Im hinteren Teil der Backstube war also das Mehllager. Für jede Mehlsorte stand eine Reihe Säcke auf dem Holzboden. Zwischen den Sackreihen ließ man  so viel Platz, daß die Katze auf ihren Kontrollgang dazwischen schlüpfen konnte.

Zwischen den Mehlsäcken und der Tafel war die Knetmaschine, ein Ungetüm mit einem etwa 130 cm breiten  und 50 cm tiefen Trog aus Gußeisen. Der Trog war drehbar und hatte Räder. Er wurde in die Knetmaschine geschoben Der Knetarm war mit einem großen Eisenrad in den Trog herunter zu drehen. Angetrieben wurde Trog und Knetarm  von einem unter der Decke montierten Motor über einen breiten Lederriemen. Das Leder war zu einem Ring genäht. An der Nahtstelle lag das Leder über einander und immer wenn diese Stufe über das kleine Antriebsrad des Motors lief, rumpelte es. 

Außerdem gab es eine Rührmaschine, so ähnlich wie eine alte wuchtige Standbohrmaschine, aber mit einem asymetrisch montierten  Schneebesen, der in einer tiefen Blechschüssel herum fuhr. Ein kleiner Küchenherd diente zum Erwärmen von Konditormassen, Pudding und Fettglasuren.
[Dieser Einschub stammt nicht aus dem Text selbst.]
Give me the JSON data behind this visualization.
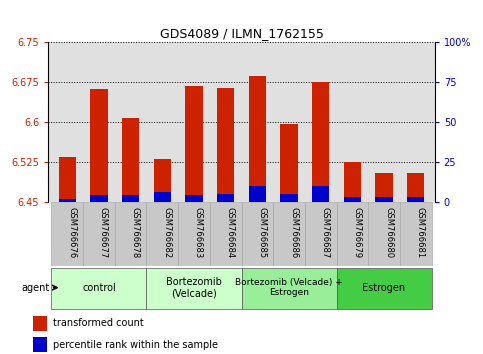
{
  "title": "GDS4089 / ILMN_1762155",
  "samples": [
    "GSM766676",
    "GSM766677",
    "GSM766678",
    "GSM766682",
    "GSM766683",
    "GSM766684",
    "GSM766685",
    "GSM766686",
    "GSM766687",
    "GSM766679",
    "GSM766680",
    "GSM766681"
  ],
  "transformed_counts": [
    6.535,
    6.663,
    6.607,
    6.53,
    6.668,
    6.665,
    6.687,
    6.597,
    6.676,
    6.525,
    6.505,
    6.505
  ],
  "percentile_ranks": [
    1.5,
    4,
    4,
    6,
    4,
    5,
    10,
    5,
    10,
    3,
    3,
    3
  ],
  "groups": [
    {
      "label": "control",
      "start": 0,
      "end": 3
    },
    {
      "label": "Bortezomib\n(Velcade)",
      "start": 3,
      "end": 6
    },
    {
      "label": "Bortezomib (Velcade) +\nEstrogen",
      "start": 6,
      "end": 9
    },
    {
      "label": "Estrogen",
      "start": 9,
      "end": 12
    }
  ],
  "group_colors": [
    "#ccffcc",
    "#ccffcc",
    "#99ee99",
    "#44cc44"
  ],
  "ymin": 6.45,
  "ymax": 6.75,
  "yticks": [
    6.45,
    6.525,
    6.6,
    6.675,
    6.75
  ],
  "ytick_labels": [
    "6.45",
    "6.525",
    "6.6",
    "6.675",
    "6.75"
  ],
  "right_yticks": [
    0,
    25,
    50,
    75,
    100
  ],
  "right_ytick_labels": [
    "0",
    "25",
    "50",
    "75",
    "100%"
  ],
  "bar_color_red": "#cc2200",
  "bar_color_blue": "#0000cc",
  "bg_plot": "#e0e0e0",
  "bg_xtick": "#c8c8c8",
  "legend_red_label": "transformed count",
  "legend_blue_label": "percentile rank within the sample",
  "xlabel_agent": "agent"
}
In und außerhalb der Backstube gab es Gestelle wie zwei große senkrechte Rechen an der Wand. Darauf wurden die Bretter mit den ofenfertigen Backwaren geschoben.

Die Bäckerarbeit

Mein Vater stand an jedem Werktag um 4 Uhr auf, am Samstag etwas früher. Er zündete das vorbereitete Feuer im Backofen an und schaltete die Knetmaschine ein.  Für das Feuer mußte ich als Schulbub am Nachmittag 3 oder 4 Blechkübel mit Brikett (Kohlen)  füllen. Die Brikett waren durch aufeinander schlagen zu halbieren.

Die Teigmischung für das Brot wurde ebenfalls am Abend vorbereitet: Mein Vater siebte das Mehl in den Trog, legte je ein Häuflein Salz, Hefe und Sauerteig hinein. Als Sauerteig wurde vom Vortag stets ein Rest des Brotteiges übrig gelassen.
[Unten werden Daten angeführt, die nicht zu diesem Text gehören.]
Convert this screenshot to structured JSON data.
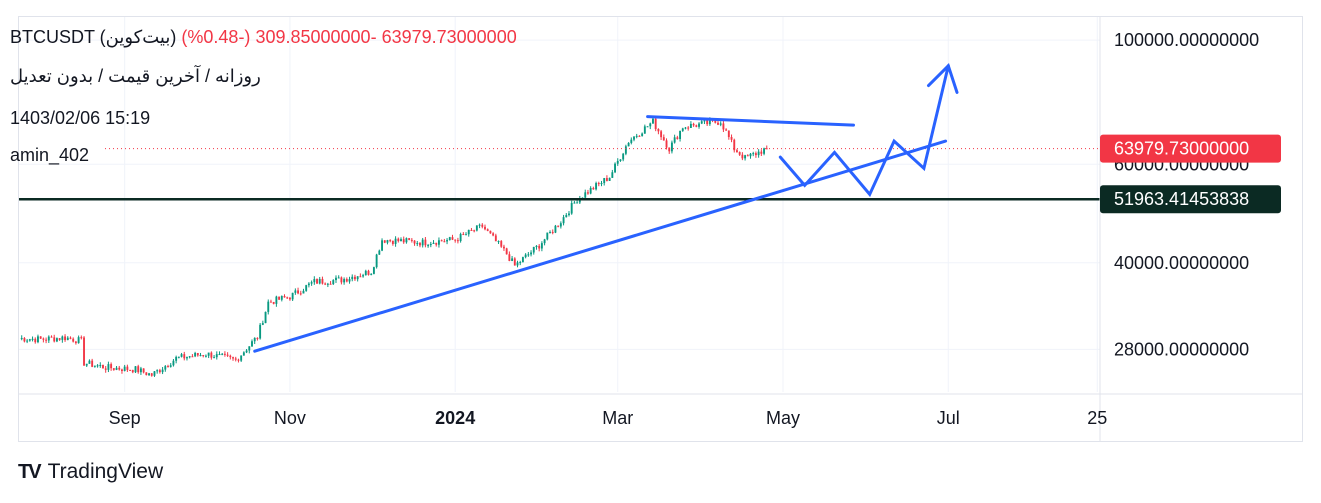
{
  "header": {
    "symbol": "BTCUSDT (بیت‌کوین)",
    "price": "63979.73000000",
    "change": "-309.85000000 (-0.48%)",
    "subtitle": "روزانه / آخرین قیمت / بدون تعدیل",
    "datetime": "1403/02/06 15:19",
    "author": "amin_402"
  },
  "colors": {
    "up": "#089981",
    "down": "#f23645",
    "drawing": "#2962ff",
    "support": "#0b2a23",
    "grid": "#f0f3fa",
    "axis_text": "#131722"
  },
  "chart_data": {
    "type": "candlestick",
    "title": "BTCUSDT (بیت‌کوین)",
    "interval": "daily",
    "x_range": [
      "2023-07-24",
      "2024-08-26"
    ],
    "y_scale": "log",
    "y_range": [
      23500,
      110000
    ],
    "x_ticks": [
      {
        "label": "Sep",
        "date": "2023-09-01",
        "bold": false
      },
      {
        "label": "Nov",
        "date": "2023-11-01",
        "bold": false
      },
      {
        "label": "2024",
        "date": "2024-01-01",
        "bold": true
      },
      {
        "label": "Mar",
        "date": "2024-03-01",
        "bold": false
      },
      {
        "label": "May",
        "date": "2024-05-01",
        "bold": false
      },
      {
        "label": "Jul",
        "date": "2024-07-01",
        "bold": false
      },
      {
        "label": "25",
        "date": "2024-08-25",
        "bold": false
      }
    ],
    "y_ticks": [
      {
        "label": "100000.00000000",
        "value": 100000
      },
      {
        "label": "60000.00000000",
        "value": 60000
      },
      {
        "label": "40000.00000000",
        "value": 40000
      },
      {
        "label": "28000.00000000",
        "value": 28000
      }
    ],
    "last_price": {
      "label": "63979.73000000",
      "value": 63979.73
    },
    "price_anchors": [
      [
        "2023-07-24",
        29300
      ],
      [
        "2023-08-01",
        29200
      ],
      [
        "2023-08-10",
        29400
      ],
      [
        "2023-08-16",
        29000
      ],
      [
        "2023-08-17",
        26500
      ],
      [
        "2023-08-25",
        26000
      ],
      [
        "2023-09-05",
        25800
      ],
      [
        "2023-09-11",
        25200
      ],
      [
        "2023-09-20",
        27000
      ],
      [
        "2023-10-01",
        27500
      ],
      [
        "2023-10-12",
        26800
      ],
      [
        "2023-10-20",
        29500
      ],
      [
        "2023-10-24",
        34000
      ],
      [
        "2023-11-01",
        34800
      ],
      [
        "2023-11-10",
        37000
      ],
      [
        "2023-11-20",
        37300
      ],
      [
        "2023-12-01",
        38600
      ],
      [
        "2023-12-05",
        44000
      ],
      [
        "2023-12-20",
        43500
      ],
      [
        "2024-01-01",
        44000
      ],
      [
        "2024-01-11",
        46500
      ],
      [
        "2024-01-20",
        41500
      ],
      [
        "2024-01-23",
        39500
      ],
      [
        "2024-02-01",
        43000
      ],
      [
        "2024-02-09",
        47500
      ],
      [
        "2024-02-15",
        52000
      ],
      [
        "2024-02-27",
        57000
      ],
      [
        "2024-03-05",
        66000
      ],
      [
        "2024-03-14",
        71500
      ],
      [
        "2024-03-20",
        64000
      ],
      [
        "2024-03-25",
        70000
      ],
      [
        "2024-04-08",
        71600
      ],
      [
        "2024-04-13",
        64000
      ],
      [
        "2024-04-17",
        61500
      ],
      [
        "2024-04-25",
        63980
      ]
    ],
    "support_line": {
      "label": "51963.41453838",
      "value": 51963.41453838
    },
    "drawings": {
      "trendline": [
        [
          "2023-10-19",
          27800
        ],
        [
          "2024-06-30",
          66000
        ]
      ],
      "resistance": [
        [
          "2024-03-12",
          73000
        ],
        [
          "2024-05-27",
          70500
        ]
      ],
      "projection_path": [
        [
          "2024-04-30",
          61800
        ],
        [
          "2024-05-09",
          55000
        ],
        [
          "2024-05-20",
          63000
        ],
        [
          "2024-06-02",
          53000
        ],
        [
          "2024-06-11",
          66000
        ],
        [
          "2024-06-22",
          59000
        ],
        [
          "2024-07-01",
          90000
        ]
      ]
    }
  },
  "branding": {
    "logo_mark": "TV",
    "name": "TradingView"
  }
}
Wenn um 4 Uhr früh  die Knetmaschine lief, rumpelte es durch das ganze Haus. Aber die Leute wussten ja, was es war und schliefen weiter.

Meine Mutter stand eine halbe Stunde nach meinem Vater auf. Dann war der Teig fertig gerührt und sie half  das Brot zu  formen. Jeweils die Teigmenge für einen Wecken wurde auf die Waagschale gelegt. Meist stimmte das Gewicht gleich, denn ein Bäcker hat schon Übung. Die Wecken wurden geformt und auf die mit Tüchern belegten Bretter aufgereiht. Waren sie genügend aufgegangen, wurden die etwa 2 Meter langen Bretter aus der Backstube in das Gestell vor dem Ofen getragen.
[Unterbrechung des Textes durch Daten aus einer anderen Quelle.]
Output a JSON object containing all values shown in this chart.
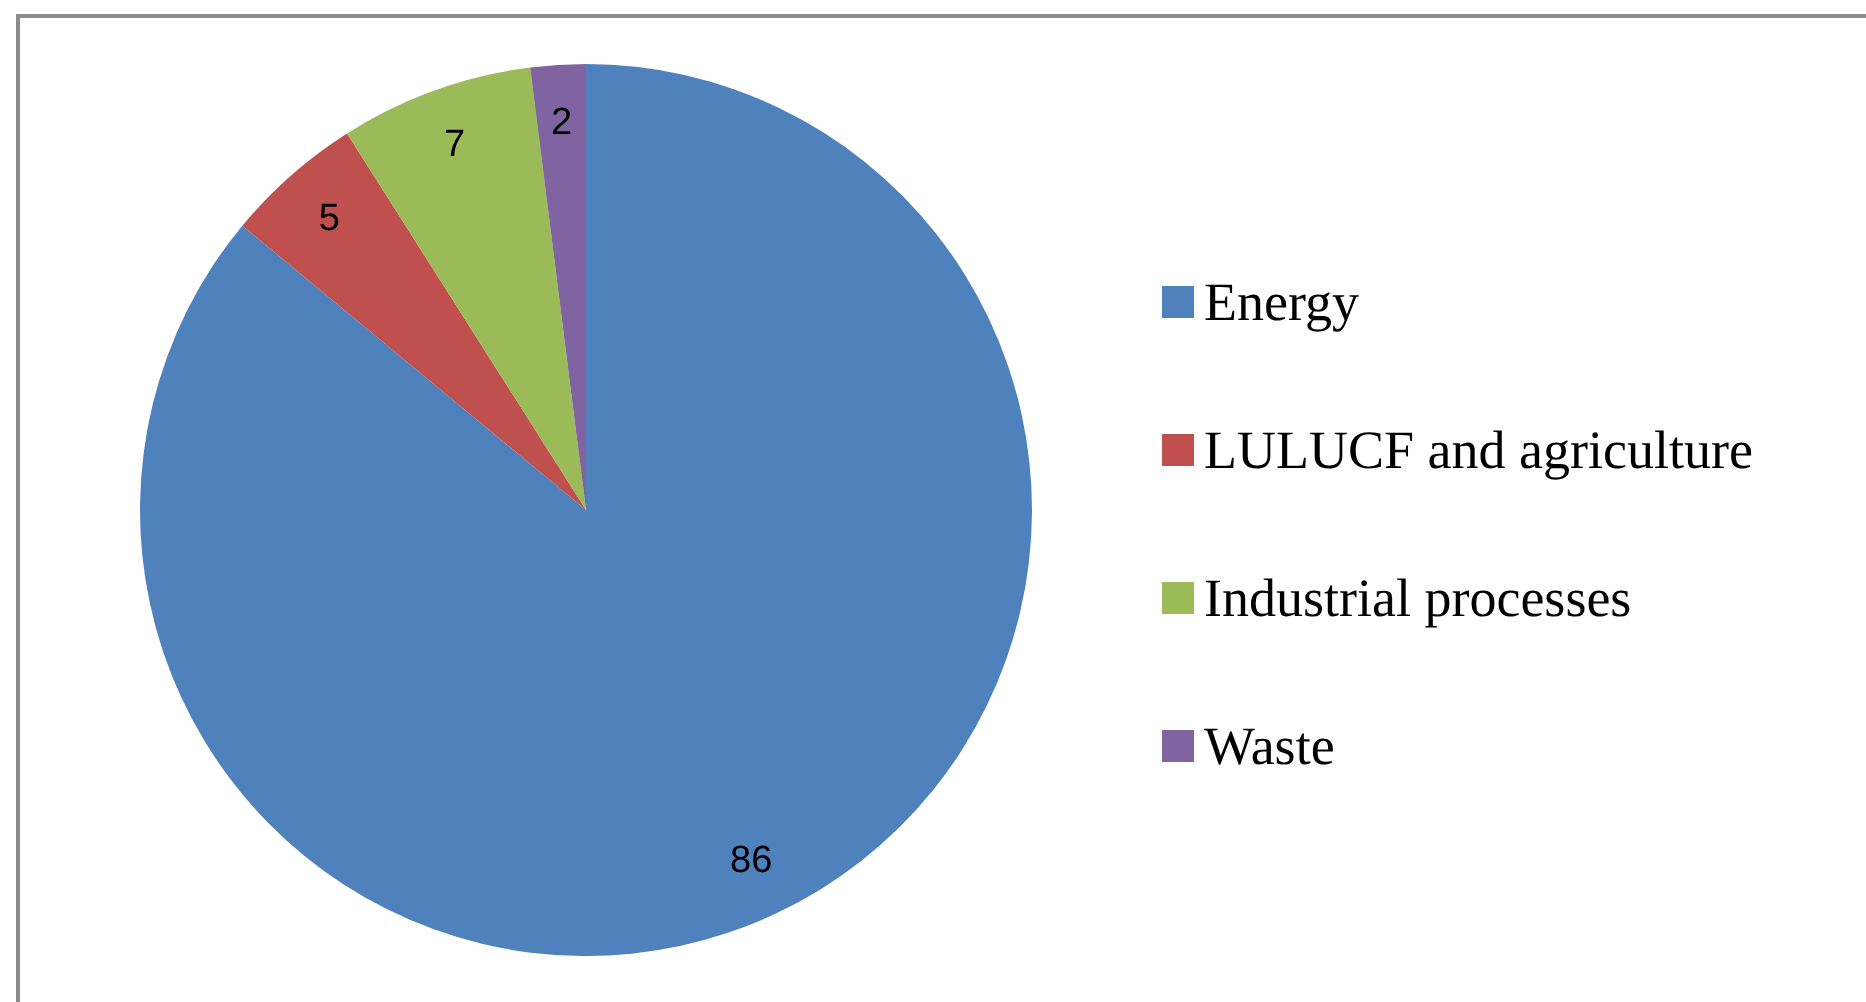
{
  "chart_data": {
    "type": "pie",
    "categories": [
      "Energy",
      "LULUCF and agriculture",
      "Industrial processes",
      "Waste"
    ],
    "values": [
      86,
      5,
      7,
      2
    ],
    "colors": [
      "#4f81bd",
      "#c0504d",
      "#9bbb59",
      "#8064a2"
    ],
    "data_labels": true,
    "legend": "right"
  }
}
Bis alle Brote geformt waren, war das Feuer im Ofen abgebrannt. Meine Mutter hat sich dann für die Ladenöffnung umgezogen.
Mein Vater hat die Bretter mit den Brotlaiben nach einander  auf  Schragen (kleine Holzböcke) vor dem Ofen gestellt. Ein Teil des Brotes wurde mit Gewürz bestreut. Mit einer Stachelwalze wurden kleine Luftlöcher in die Teigoberfläche gestochen.

Die Laibe wurden auf  die davor  liegende  "Schiesel" , das ist ein  langes  schmales  Brett mit einem langen Griff am Ende, gelegt und auf der Schiesel in den Ofen geschoben. Das nannte man "Einschießen".  Mit einem seitlichen Ruck sollten die Laibe vom Brett  auf die Steine im Ofen rutschen. Nur zum Einschießen wurde die Ofentüre kurz geöffnet und die Brotlaibe schön in Reihen in den Ofen gelegt, ohne den Teig zu verformen.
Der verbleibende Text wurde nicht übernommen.